At one point, the Doctor and Netty had sat together in a deserted burger place, while the boys munched on cold chips and muffins. Netty had found some paper on a clipboard and was writing something on it, and the Doctor was nodding.

Wilf asked Donna whether there was any point in trying the microwave ovens, and when she glanced back Netty was alone, and the Doctor was trying to talk to the Greek man.

There wasn’t time for microwaving burgers, as they were told to start walking again, despite the Doctor’s protestations.

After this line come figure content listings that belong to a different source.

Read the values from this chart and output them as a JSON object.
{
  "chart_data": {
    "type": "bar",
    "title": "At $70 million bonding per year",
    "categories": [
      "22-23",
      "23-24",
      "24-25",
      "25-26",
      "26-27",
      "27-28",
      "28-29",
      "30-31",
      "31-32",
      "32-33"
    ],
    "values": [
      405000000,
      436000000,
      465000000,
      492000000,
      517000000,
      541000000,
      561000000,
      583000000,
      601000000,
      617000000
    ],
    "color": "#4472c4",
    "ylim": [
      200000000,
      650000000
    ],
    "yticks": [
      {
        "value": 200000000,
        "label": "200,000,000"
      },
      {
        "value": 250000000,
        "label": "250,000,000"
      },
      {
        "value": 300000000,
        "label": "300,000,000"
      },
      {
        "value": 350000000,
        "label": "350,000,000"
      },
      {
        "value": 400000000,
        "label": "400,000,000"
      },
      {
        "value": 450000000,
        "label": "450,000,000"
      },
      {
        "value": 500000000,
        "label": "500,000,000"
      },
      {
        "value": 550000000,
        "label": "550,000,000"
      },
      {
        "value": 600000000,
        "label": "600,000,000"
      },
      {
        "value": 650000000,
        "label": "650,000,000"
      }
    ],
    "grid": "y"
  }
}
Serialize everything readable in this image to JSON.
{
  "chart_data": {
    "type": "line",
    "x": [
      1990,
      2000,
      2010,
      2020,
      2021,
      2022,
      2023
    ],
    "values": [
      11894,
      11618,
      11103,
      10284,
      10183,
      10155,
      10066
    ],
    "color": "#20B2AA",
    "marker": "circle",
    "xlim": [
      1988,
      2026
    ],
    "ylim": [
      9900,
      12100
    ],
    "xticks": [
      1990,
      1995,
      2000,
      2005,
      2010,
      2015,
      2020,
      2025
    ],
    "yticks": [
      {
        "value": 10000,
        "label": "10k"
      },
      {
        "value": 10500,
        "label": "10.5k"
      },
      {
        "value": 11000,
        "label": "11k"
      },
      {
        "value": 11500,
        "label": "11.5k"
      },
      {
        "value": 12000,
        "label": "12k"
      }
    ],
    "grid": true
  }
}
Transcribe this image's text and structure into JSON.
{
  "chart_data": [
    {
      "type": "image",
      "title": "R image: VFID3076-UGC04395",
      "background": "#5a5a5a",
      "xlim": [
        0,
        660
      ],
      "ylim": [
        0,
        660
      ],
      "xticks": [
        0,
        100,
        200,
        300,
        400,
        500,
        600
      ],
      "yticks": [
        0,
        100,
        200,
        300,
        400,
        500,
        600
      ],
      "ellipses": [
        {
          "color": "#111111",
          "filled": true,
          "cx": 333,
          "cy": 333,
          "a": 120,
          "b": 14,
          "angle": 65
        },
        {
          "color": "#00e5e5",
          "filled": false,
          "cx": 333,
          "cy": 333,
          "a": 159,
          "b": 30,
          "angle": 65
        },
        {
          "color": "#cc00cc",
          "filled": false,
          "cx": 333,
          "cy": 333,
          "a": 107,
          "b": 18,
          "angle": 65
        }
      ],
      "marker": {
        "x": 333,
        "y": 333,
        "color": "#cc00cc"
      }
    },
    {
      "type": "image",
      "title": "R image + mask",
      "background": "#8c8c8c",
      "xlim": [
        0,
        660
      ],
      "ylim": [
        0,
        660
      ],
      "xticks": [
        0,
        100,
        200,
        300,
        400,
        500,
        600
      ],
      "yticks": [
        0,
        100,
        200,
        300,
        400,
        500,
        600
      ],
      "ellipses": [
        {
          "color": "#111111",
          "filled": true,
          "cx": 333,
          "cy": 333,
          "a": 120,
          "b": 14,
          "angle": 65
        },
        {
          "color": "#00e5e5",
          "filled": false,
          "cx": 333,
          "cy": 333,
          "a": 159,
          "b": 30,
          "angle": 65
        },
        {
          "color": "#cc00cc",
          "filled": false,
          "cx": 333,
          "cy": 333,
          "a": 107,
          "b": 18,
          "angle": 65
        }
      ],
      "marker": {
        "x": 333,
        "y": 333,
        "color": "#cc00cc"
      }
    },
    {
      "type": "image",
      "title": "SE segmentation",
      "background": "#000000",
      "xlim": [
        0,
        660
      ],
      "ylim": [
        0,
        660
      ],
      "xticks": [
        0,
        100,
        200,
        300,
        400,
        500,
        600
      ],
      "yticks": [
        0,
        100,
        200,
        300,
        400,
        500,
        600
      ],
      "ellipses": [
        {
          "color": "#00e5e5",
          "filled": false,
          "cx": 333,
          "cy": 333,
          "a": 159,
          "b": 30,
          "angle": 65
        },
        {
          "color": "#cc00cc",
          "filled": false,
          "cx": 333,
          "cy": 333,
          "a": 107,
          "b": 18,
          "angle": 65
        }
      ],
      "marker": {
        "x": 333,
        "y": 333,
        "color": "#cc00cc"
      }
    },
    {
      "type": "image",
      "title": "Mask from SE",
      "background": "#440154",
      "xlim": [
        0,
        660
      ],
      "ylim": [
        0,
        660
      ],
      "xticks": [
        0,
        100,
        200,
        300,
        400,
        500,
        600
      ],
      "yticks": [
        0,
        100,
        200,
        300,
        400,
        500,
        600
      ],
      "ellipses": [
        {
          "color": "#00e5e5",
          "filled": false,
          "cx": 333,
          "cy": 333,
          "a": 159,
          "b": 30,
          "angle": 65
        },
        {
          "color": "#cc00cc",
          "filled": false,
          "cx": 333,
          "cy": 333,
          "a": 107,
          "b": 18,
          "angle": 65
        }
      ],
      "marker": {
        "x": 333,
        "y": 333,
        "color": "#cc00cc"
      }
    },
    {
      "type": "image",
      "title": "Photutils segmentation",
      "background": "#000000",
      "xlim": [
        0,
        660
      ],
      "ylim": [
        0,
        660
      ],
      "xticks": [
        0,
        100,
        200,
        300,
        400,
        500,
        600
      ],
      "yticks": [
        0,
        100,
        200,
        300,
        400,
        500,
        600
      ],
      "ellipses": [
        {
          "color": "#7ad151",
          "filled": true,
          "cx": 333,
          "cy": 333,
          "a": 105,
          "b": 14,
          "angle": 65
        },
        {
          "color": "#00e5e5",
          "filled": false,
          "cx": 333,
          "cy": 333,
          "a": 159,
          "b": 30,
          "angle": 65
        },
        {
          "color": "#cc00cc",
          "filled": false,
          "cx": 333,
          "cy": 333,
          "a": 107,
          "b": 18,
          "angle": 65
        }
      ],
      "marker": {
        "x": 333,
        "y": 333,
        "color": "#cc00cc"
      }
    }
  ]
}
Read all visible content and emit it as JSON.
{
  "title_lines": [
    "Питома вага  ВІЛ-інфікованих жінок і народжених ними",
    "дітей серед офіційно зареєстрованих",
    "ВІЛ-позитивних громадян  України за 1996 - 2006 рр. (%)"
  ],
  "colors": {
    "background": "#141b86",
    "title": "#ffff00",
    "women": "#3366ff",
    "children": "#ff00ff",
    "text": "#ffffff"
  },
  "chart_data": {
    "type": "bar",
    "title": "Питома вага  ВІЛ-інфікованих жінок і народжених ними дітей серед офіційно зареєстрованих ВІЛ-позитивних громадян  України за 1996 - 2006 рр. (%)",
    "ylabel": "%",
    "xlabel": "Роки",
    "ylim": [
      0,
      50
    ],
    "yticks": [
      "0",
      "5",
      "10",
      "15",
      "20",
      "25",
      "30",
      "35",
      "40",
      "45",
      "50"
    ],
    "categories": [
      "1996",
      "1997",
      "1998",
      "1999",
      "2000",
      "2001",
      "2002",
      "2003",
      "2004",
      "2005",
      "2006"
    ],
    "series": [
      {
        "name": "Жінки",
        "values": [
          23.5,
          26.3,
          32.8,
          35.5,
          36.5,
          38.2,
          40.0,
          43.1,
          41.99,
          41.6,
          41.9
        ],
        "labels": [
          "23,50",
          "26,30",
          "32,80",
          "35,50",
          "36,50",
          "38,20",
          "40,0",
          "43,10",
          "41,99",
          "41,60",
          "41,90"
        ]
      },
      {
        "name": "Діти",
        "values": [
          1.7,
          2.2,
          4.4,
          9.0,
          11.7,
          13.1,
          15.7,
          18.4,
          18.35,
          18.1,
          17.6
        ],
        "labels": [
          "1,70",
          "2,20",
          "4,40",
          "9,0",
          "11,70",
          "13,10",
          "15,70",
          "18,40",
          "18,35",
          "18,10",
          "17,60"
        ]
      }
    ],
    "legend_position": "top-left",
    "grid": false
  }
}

The boys were soon tired again. Netty and Wilf were very tired indeed. Donna was utterly exhausted, but the Doctor… he just kept going. He had Lukas and Joe up front with him now, trying to take their minds off it all by giving them a history of Cromwell Road and the various buildings as they marched along it.

The old American couple by rights ought to have been dead on their feet, but no, they were always there, one or other, sometimes both, with their arms pointing forward, ready to use their Mandragora power as she’d seen at the Copernicus Array the night before.

It was dark by the time they reached Hammersmith, and Donna reckoned it would take another hour or so to reach Brentford. Possibly longer, as Netty and Wilf were

stopping more and more often.

‘My granddad is very old,’ she said at one point to the Greek man, eliciting an outraged, if exhausted, ‘Oi, I’m fine’ from Wilf.

The Greek man just shrugged and said that Madam Delphi would not be kept waiting.